Complete: Generate a comprehensive picture from the ground up by gathering data from every person in your workforce. Managers can use this knowledge to tackle challenges at an individual level or within their teams. Executives can home in on broader issues across units and departments.
An effective monitoring process requires well-planned procedures and workflows. In addition, it involves the strategic use of technology to deliver the timely, actionable information you need.
Simplify your pathways to action
No matter what data you gather, your efforts will fail if they complicate life for decision makers. Managers and executives are already overstretched. They can’t afford to manage one more system or dataset that requires constant oversight.
Consider these strategies to simplify your process:
Ensure centralized access to real-time data, insights, and tools. Strive for a unified solution that consolidates all these resources in one place, while eliminating systems of marginal value.

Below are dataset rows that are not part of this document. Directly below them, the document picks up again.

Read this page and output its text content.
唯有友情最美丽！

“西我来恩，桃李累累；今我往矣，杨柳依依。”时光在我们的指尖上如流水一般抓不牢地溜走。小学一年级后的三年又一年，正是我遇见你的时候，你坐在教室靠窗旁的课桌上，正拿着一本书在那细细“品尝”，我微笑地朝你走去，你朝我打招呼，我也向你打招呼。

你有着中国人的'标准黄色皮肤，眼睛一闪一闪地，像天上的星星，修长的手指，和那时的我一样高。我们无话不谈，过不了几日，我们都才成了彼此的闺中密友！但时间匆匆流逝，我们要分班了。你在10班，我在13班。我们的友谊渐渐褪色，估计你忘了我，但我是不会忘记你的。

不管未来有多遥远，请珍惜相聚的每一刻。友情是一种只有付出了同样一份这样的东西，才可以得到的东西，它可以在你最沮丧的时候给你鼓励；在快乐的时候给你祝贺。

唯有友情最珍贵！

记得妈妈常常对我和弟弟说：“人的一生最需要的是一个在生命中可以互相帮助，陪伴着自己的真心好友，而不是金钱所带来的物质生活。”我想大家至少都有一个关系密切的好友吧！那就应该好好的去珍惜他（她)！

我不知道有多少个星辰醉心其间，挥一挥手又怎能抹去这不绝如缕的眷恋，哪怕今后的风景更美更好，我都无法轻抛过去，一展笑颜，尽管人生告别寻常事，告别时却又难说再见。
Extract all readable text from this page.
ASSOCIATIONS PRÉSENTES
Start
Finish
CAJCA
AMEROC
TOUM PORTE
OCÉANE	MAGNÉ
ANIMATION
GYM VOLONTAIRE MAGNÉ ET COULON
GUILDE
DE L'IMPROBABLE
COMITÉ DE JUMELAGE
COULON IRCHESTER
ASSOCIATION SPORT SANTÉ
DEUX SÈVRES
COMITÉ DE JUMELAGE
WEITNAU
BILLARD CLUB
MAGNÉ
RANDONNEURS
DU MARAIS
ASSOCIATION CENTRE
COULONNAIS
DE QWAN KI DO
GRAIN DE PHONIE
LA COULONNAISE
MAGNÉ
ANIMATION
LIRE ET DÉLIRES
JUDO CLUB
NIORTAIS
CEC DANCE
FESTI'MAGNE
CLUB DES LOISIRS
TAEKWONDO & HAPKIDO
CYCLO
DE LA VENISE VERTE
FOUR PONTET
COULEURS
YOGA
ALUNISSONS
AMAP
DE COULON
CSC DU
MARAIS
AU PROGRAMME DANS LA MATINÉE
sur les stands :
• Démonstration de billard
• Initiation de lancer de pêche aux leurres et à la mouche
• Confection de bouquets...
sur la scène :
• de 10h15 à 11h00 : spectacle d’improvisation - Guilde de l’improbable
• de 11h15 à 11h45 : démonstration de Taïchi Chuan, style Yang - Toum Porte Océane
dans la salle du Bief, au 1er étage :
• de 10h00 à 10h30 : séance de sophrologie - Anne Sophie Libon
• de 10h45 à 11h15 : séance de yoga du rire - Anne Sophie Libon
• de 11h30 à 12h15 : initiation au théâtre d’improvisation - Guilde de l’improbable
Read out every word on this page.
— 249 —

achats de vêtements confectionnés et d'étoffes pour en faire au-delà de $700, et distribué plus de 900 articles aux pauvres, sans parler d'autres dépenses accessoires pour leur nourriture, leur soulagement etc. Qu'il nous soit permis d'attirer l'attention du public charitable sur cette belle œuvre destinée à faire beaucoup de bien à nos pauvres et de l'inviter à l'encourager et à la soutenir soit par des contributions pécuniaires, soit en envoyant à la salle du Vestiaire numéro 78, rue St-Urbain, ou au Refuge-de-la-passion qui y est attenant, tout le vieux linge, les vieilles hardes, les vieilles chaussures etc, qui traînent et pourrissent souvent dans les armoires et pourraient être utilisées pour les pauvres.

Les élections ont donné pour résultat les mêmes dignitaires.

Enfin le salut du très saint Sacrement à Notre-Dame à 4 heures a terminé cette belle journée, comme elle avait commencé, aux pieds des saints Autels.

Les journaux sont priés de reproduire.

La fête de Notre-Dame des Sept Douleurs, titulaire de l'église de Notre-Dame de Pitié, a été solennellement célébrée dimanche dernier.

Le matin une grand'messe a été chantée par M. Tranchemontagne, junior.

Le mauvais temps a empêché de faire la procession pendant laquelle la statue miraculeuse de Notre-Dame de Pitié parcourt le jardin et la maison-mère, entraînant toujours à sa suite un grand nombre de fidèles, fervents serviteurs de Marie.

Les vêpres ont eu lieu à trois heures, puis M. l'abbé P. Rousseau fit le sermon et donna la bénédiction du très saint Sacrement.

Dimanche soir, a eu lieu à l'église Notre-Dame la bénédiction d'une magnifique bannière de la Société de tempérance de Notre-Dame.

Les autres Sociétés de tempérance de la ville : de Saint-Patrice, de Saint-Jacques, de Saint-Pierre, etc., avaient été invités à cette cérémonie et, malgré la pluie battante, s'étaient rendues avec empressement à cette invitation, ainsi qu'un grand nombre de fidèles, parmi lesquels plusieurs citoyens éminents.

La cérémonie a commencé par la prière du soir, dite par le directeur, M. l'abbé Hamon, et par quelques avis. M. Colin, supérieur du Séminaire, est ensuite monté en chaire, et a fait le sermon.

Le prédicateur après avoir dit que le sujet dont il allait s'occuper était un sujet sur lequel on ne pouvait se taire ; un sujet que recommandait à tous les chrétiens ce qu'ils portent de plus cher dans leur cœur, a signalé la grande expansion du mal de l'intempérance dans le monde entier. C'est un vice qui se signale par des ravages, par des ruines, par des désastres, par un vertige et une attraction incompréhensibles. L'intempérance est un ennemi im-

Don’t spread your data gathering too thin. Instead, focus on a limited set of variables that really matter. By targeting expectations, you can simplify your analysis while getting to the heart of the matter.
Reduce the need for active monitoring by bringing actionable data to your decision makers. Use alerts to ensure the right information flows to the people who need it, exactly when they need it. Put the right tools at their fingertips, so they can act as soon as problems emerge.
In short, any system you adopt should minimize the barriers to decision making and action. Simplicity doesn’t equate to less power. In fact, a simple solution often enables you to act faster and tackle problems more efficiently.
Taking control of employee engagement
To conquer everyday workforce disruptions, you need to address problems at their source and act fast to keep problems such as turnover from escalating. Such an approach includes a focus on root causes, a strong monitoring process, and simple pathways to action.
A balanced work climate doesn’t mean responding to every demand. As an employer, you also need to ensure your legitimate expectations are being met. But whatever decisions you make, you want to base them on the most timely and accurate information possible.
The final step is to integrate employee engagement with a clear, active plan to monitor and manage all types of workforce disruptions. By taking a holistic approach, you can achieve even greater efficiency and keep your workforce running on all cylinders.